The Queensland Farmers’ Federation (QFF) has acknowledged the increased spending in the agriculture portfolio in yesterday’s 2019-20 State Budget but has questioned some of the government’s funding choices as the sector continues to lose value.
QFF CEO Travis Tobin said that while competition between various sectors of the economy was inevitable, agriculture seemed to be missing out on its fair share of stimulus funding needed to address some critical competitiveness and productivity issues and progress growth initiatives.

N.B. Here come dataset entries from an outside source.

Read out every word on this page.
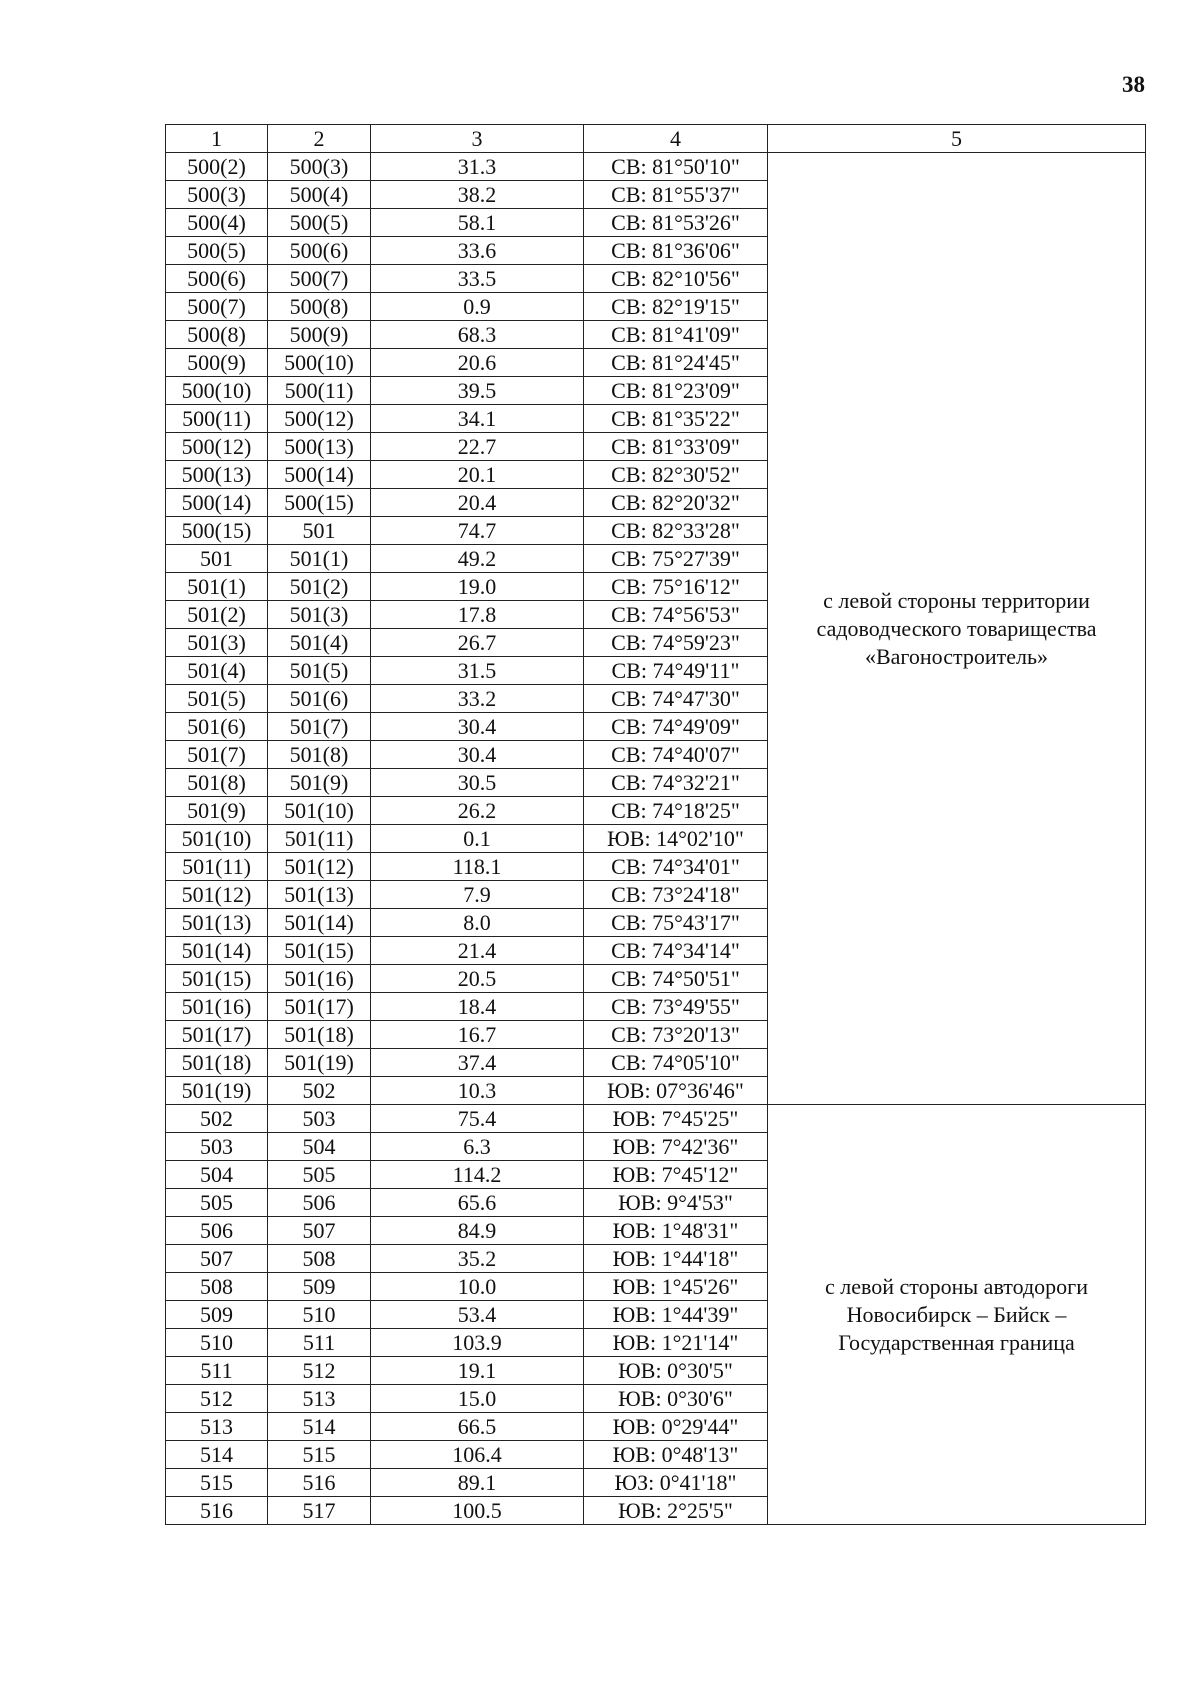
38
1	2	3	4	5
500(2)	500(3)	31.3	СВ: 81°50'10"	с левой стороны территории садоводческого товарищества «Вагоностроитель»
500(3)	500(4)	38.2	СВ: 81°55'37"	
500(4)	500(5)	58.1	СВ: 81°53'26"	
500(5)	500(6)	33.6	СВ: 81°36'06"	
500(6)	500(7)	33.5	СВ: 82°10'56"	
500(7)	500(8)	0.9	СВ: 82°19'15"	
500(8)	500(9)	68.3	СВ: 81°41'09"	
500(9)	500(10)	20.6	СВ: 81°24'45"	
500(10)	500(11)	39.5	СВ: 81°23'09"	
500(11)	500(12)	34.1	СВ: 81°35'22"	
500(12)	500(13)	22.7	СВ: 81°33'09"	
500(13)	500(14)	20.1	СВ: 82°30'52"	
500(14)	500(15)	20.4	СВ: 82°20'32"	
500(15)	501	74.7	СВ: 82°33'28"	
501	501(1)	49.2	СВ: 75°27'39"	
501(1)	501(2)	19.0	СВ: 75°16'12"	
501(2)	501(3)	17.8	СВ: 74°56'53"	
501(3)	501(4)	26.7	СВ: 74°59'23"	
501(4)	501(5)	31.5	СВ: 74°49'11"	
501(5)	501(6)	33.2	СВ: 74°47'30"	
501(6)	501(7)	30.4	СВ: 74°49'09"	
501(7)	501(8)	30.4	СВ: 74°40'07"	
501(8)	501(9)	30.5	СВ: 74°32'21"	
501(9)	501(10)	26.2	СВ: 74°18'25"	
501(10)	501(11)	0.1	ЮВ: 14°02'10"	
501(11)	501(12)	118.1	СВ: 74°34'01"	
501(12)	501(13)	7.9	СВ: 73°24'18"	
501(13)	501(14)	8.0	СВ: 75°43'17"	
501(14)	501(15)	21.4	СВ: 74°34'14"	
501(15)	501(16)	20.5	СВ: 74°50'51"	
501(16)	501(17)	18.4	СВ: 73°49'55"	
501(17)	501(18)	16.7	СВ: 73°20'13"	
501(18)	501(19)	37.4	СВ: 74°05'10"	
501(19)	502	10.3	ЮВ: 07°36'46"	
502	503	75.4	ЮВ: 7°45'25"	с левой стороны автодороги Новосибирск – Бийск – Государственная граница
503	504	6.3	ЮВ: 7°42'36"	
504	505	114.2	ЮВ: 7°45'12"	
505	506	65.6	ЮВ: 9°4'53"	
506	507	84.9	ЮВ: 1°48'31"	
507	508	35.2	ЮВ: 1°44'18"	
508	509	10.0	ЮВ: 1°45'26"	
509	510	53.4	ЮВ: 1°44'39"	
510	511	103.9	ЮВ: 1°21'14"	
511	512	19.1	ЮВ: 0°30'5"	
512	513	15.0	ЮВ: 0°30'6"	
513	514	66.5	ЮВ: 0°29'44"	
514	515	106.4	ЮВ: 0°48'13"	
515	516	89.1	ЮЗ: 0°41'18"	
516	517	100.5	ЮВ: 2°25'5"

“Credit to the government for maintaining funding for drought relief and disaster recovery arrangements and continuing to recognise the importance of biosecurity with funding for control and eradication programs of exotic pests, diseases and weeds. An unwavering commitment to these areas is a must for the sector,” Mr Tobin said.
“The government should also be commended for listening to QFF and recognising that dam safety is a public good that should not be borne by farmers, with funding allocated for SunWater’s Dam Improvement Program.”
“Some obvious and overdue funding measures that were missing in the budget were abolishing stamp duty on agricultural insurance, backing for the holistic industry-led schools engagement program and better addressing electricity and water affordability.”
Mr Tobin said the government needed to demonstrate a more strategic intent towards agriculture if the sector was to take the next step change forward, and the lack of long term, targeted stimulus-type spending was starting to show.
“At all levels of government, our sector seems to continually suffer from a trade-off with the funding received between ‘support and necessity’ spending and genuine levels of investment in some of the competitiveness and profitability challenges that we must address to drive the sector forward.”
“For example, in 2018-19 the Queensland agriculture sector will likely be worth around $3 billion less than it was in the 2016-17 financial year, despite the state’s drought declarations reaching record levels at 87 per cent and Cyclone Debbie hitting in March 2017 of that year,” Mr Tobin said.
“Without more targeted and deliberate action from government, agriculture will not fully capitalise on the exciting opportunities that are unquestionably there.”